Zürcher Brutalo-Kampfhund wird umplatziert
Aktualisiert

Zürcher Brutalo-Kampfhund wird umplatziert

Ein an sich freundlicher Pitbull Terrier, der aber regelmässig anderere Rüden angreift, erhält auf Verfügung der Zürcher Behörden ein neues Herrchen oder Frauchen.

Ausgelöst wurde die Verfügug durch eine Anzeige nach einer heftigen Rauferei.

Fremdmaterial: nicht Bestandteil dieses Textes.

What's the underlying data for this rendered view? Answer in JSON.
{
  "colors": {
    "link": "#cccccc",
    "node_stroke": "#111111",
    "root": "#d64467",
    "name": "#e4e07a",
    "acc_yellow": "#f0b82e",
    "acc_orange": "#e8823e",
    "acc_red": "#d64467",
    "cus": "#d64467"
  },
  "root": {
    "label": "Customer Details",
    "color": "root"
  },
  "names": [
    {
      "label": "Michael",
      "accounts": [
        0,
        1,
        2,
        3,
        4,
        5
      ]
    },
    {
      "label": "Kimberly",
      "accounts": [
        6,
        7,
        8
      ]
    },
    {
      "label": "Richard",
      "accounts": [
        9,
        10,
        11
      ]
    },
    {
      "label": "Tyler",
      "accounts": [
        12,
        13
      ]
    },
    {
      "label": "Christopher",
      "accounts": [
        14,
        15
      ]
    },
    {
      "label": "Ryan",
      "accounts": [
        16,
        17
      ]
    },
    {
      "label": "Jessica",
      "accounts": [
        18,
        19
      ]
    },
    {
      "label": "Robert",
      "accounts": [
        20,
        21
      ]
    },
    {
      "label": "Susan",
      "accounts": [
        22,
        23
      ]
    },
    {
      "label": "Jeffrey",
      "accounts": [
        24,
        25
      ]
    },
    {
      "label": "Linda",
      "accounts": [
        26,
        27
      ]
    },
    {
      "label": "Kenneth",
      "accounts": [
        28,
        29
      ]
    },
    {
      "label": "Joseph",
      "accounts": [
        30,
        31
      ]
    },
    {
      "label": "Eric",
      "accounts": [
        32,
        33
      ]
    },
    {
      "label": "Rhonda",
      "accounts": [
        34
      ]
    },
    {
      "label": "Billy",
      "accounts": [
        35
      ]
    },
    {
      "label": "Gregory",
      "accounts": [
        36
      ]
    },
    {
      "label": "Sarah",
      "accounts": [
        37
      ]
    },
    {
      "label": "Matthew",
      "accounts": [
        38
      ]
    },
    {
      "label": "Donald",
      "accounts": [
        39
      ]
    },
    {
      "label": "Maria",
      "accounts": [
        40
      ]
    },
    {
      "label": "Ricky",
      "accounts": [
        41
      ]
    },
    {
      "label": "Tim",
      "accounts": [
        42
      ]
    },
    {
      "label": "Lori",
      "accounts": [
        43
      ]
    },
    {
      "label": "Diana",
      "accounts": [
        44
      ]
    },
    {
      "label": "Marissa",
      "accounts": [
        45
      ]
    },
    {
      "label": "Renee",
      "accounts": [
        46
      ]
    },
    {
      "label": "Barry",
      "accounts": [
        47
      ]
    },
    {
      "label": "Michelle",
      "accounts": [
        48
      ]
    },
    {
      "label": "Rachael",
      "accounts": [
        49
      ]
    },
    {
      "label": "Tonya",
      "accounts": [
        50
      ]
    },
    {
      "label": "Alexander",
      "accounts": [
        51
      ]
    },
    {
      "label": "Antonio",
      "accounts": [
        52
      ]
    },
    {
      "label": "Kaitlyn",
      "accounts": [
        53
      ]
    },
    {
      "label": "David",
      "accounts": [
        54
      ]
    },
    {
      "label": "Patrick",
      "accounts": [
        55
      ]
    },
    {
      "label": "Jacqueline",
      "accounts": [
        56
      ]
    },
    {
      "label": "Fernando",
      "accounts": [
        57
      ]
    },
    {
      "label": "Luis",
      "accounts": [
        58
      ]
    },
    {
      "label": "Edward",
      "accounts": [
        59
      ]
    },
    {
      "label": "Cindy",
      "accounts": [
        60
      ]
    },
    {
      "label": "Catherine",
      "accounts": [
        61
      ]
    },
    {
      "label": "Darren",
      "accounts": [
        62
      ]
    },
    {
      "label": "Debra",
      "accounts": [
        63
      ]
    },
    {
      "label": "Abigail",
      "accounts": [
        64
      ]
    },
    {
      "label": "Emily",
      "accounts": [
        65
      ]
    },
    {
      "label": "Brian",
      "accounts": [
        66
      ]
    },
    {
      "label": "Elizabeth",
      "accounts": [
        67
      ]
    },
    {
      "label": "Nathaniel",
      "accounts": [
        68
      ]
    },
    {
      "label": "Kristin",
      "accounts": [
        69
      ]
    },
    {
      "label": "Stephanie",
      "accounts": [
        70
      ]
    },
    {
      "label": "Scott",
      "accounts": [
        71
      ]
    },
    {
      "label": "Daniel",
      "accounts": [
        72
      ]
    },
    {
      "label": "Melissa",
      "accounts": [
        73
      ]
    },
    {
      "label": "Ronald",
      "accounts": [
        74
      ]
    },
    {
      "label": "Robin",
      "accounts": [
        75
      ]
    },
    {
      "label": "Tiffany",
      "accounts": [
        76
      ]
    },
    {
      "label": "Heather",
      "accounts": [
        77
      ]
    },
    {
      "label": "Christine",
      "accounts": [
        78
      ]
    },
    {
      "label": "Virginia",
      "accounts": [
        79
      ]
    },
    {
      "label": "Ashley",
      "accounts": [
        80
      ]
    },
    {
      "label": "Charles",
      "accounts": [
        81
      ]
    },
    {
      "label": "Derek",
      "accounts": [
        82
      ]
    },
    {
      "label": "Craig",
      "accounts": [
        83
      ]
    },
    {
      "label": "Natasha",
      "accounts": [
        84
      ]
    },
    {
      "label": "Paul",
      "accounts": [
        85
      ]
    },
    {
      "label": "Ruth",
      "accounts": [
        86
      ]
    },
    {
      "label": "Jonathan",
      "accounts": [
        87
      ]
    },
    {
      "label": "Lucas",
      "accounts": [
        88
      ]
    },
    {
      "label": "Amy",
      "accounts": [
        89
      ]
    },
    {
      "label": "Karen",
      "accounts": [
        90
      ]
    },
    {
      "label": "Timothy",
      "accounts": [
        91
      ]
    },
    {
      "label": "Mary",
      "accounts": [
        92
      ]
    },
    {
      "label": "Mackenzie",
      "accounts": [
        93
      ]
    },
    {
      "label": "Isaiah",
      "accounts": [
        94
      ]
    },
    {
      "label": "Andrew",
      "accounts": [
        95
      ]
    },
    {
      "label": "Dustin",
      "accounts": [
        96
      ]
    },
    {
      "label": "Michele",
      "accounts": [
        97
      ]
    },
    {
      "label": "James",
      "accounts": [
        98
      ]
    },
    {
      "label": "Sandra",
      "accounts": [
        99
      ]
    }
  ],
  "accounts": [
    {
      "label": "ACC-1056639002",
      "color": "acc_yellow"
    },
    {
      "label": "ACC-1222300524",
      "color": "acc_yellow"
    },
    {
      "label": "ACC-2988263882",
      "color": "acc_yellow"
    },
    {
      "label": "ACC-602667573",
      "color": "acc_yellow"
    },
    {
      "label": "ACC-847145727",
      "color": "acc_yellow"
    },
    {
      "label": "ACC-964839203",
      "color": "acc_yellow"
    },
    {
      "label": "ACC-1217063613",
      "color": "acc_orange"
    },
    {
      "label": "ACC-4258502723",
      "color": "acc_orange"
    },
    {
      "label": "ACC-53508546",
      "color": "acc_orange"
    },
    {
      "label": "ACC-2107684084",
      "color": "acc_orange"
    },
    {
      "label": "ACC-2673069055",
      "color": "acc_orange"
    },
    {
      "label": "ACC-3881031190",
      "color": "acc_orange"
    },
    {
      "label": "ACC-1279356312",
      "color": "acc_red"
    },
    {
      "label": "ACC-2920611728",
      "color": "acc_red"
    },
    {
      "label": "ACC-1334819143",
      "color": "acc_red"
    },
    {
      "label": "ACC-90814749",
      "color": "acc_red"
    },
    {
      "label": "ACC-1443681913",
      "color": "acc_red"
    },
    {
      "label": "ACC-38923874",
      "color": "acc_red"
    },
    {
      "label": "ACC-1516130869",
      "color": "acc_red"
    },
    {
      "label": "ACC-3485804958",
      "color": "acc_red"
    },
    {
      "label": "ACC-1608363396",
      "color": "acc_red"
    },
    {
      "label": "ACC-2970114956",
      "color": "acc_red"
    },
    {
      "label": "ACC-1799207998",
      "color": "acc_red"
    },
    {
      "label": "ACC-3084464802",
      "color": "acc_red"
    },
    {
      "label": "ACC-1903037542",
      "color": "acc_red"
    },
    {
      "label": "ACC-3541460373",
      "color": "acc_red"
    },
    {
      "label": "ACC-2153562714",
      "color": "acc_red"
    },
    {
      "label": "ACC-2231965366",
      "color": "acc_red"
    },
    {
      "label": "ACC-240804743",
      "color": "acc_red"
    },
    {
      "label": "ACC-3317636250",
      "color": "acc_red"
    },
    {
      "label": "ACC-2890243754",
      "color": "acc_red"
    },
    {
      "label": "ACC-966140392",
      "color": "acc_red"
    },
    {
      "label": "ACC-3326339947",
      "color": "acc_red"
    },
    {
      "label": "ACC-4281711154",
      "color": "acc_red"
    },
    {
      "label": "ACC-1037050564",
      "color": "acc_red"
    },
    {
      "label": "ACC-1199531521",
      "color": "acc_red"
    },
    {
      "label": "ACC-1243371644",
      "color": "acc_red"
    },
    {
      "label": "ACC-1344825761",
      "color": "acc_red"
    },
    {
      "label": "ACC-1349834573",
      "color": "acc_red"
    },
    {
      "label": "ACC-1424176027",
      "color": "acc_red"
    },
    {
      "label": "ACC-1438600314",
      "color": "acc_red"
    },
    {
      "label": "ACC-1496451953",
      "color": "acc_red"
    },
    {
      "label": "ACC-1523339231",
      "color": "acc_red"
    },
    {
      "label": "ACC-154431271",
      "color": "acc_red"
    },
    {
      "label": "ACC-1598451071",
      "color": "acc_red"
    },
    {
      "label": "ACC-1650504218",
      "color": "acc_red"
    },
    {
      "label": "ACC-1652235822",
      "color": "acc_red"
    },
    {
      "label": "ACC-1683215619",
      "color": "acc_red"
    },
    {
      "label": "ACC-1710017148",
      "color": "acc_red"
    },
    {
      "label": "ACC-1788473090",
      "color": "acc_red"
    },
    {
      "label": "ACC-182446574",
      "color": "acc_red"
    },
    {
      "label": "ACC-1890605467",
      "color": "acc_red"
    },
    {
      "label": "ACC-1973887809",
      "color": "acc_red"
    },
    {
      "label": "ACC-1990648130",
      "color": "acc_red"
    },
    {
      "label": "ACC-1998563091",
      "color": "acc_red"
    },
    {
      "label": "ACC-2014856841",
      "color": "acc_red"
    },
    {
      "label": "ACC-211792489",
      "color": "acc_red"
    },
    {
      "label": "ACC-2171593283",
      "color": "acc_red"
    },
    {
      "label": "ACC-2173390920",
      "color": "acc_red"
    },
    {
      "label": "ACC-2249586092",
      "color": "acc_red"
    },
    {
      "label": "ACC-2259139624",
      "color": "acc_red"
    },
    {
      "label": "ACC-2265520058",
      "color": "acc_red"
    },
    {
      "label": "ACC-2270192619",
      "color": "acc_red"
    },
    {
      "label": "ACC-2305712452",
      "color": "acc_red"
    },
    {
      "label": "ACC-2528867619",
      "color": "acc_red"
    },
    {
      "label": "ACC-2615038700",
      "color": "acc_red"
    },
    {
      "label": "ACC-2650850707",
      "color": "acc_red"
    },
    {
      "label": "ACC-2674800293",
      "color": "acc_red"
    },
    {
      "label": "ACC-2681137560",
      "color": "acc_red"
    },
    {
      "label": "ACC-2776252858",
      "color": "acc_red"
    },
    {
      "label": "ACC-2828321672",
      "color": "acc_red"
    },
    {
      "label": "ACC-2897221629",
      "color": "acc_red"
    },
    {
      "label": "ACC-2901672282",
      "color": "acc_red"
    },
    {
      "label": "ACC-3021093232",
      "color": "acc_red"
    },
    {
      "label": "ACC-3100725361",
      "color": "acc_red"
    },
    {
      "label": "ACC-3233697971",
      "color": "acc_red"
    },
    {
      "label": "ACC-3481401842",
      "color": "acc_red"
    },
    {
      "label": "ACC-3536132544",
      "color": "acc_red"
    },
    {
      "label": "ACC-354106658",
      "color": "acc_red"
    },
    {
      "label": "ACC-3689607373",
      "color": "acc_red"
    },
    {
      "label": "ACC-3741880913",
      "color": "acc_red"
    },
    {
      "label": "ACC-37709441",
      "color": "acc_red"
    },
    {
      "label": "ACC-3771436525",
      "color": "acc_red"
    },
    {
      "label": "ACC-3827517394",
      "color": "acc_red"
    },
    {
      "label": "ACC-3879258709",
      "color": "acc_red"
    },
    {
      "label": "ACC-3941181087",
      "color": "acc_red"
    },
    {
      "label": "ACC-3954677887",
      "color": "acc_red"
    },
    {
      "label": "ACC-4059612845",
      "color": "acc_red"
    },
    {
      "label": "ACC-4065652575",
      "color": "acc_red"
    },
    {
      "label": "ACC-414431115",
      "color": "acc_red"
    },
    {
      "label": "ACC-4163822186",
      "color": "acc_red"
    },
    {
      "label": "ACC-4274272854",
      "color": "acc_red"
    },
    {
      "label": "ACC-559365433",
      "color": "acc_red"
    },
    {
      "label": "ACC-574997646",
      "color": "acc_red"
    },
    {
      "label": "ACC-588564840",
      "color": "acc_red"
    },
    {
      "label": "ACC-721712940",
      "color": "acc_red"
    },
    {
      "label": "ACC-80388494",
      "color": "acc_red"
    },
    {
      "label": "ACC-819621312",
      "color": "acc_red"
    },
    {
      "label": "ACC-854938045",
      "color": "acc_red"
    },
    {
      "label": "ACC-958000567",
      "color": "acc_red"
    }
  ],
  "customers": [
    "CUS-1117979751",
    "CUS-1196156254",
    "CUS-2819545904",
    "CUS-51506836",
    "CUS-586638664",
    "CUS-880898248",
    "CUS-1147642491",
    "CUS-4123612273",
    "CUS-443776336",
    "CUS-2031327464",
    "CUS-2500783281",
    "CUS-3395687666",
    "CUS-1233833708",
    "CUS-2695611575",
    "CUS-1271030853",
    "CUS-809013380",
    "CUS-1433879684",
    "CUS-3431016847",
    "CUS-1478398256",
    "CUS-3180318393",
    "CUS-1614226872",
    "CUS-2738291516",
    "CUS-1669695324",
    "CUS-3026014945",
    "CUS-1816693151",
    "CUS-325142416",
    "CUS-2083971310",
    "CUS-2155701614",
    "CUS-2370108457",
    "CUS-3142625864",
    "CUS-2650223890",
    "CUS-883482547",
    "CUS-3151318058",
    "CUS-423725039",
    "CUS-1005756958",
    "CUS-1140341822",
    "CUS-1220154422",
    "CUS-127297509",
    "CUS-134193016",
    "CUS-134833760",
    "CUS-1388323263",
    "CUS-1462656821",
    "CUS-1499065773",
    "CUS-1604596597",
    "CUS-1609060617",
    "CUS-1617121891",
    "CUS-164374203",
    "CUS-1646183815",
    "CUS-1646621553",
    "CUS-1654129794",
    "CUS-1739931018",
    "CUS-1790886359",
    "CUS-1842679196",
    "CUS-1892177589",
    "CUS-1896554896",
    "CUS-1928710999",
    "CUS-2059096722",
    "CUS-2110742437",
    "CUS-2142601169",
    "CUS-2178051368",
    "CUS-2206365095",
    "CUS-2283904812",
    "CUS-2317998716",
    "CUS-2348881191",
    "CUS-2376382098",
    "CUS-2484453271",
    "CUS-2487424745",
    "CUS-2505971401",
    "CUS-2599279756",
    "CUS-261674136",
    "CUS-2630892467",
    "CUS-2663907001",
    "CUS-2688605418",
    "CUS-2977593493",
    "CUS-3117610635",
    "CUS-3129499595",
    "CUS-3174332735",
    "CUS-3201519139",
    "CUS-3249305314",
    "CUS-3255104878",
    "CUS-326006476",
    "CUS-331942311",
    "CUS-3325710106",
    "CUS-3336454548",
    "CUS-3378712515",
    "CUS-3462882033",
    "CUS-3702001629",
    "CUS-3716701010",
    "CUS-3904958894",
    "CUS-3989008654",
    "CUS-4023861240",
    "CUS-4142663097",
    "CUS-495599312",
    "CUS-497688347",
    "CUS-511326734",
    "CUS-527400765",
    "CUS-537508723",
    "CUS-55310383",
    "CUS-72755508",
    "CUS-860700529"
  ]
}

Nichts ahnend spazierte Ende August ein 38-jähriger Mann mit seinem knuddligen, pudelähnlichen Bichon Frisé durch Oerlikon, als sich plötzlich ein Kampfhund auf das Hündchen stürzte. Beim Versuch, die beiden zu trennen, zog sich der 38-Jährige eine Bissverletzung zu.

Als der Pitbull Terrier vom Bichon Frisé abliess, blieb das Hündchen schwer verletzt liegen. Es wurde im Tierspital wieder gesund gepflegt. Sein Besitzer erstattete Anzeige. Die Polizei fand schliesslich heraus, dass der aggressive Hund einem 25-jährigen Mann gehörte und am fraglichen Tag mit dessen 20-jähriger Freundin unterwegs war.

Leinen- und Maulkorbpflicht missachtet

Diese hatte sich nicht darum gekümmert, dass für das Tier eine Leinen- und Maulkorb-Pflicht bestand, da er schon früher andere Hunde in ähnlicher Weise attackiert hatte. Die junge Frau hatte sich damit des Verstosses gegen die entsprechende Verfügung schuldig gemacht und muss sich wegen Körperverletzung und Sachbeschädigung (im Gesetz gelten Hunde als Sache) verantworten.

Der American Pitbull Terrier, eine Rasse, die zu den «Kampfhunden» gezählt wird, wurde von einem Spezialisten des Diensthundewesens der Stadtpolizei begutachtet, wie die Stapo am Mittwoch mitteilte. Dieser kam zum Schluss, dass der viereinhalbjährige Rüde an sich ein freundliches Tier ist - bloss andere Rüden kann er nicht ausstehen.

Er brauche deshalb einen versierten Halter, der ihn zu lenken verstehe. Der Hund wurde in ein Tierheim gebracht und soll nun an einen neuen Besitzer oder eine neue Besitzerin vermittelt werden. Sein bisherigen Herrchen darf keine Hunde mehr halten.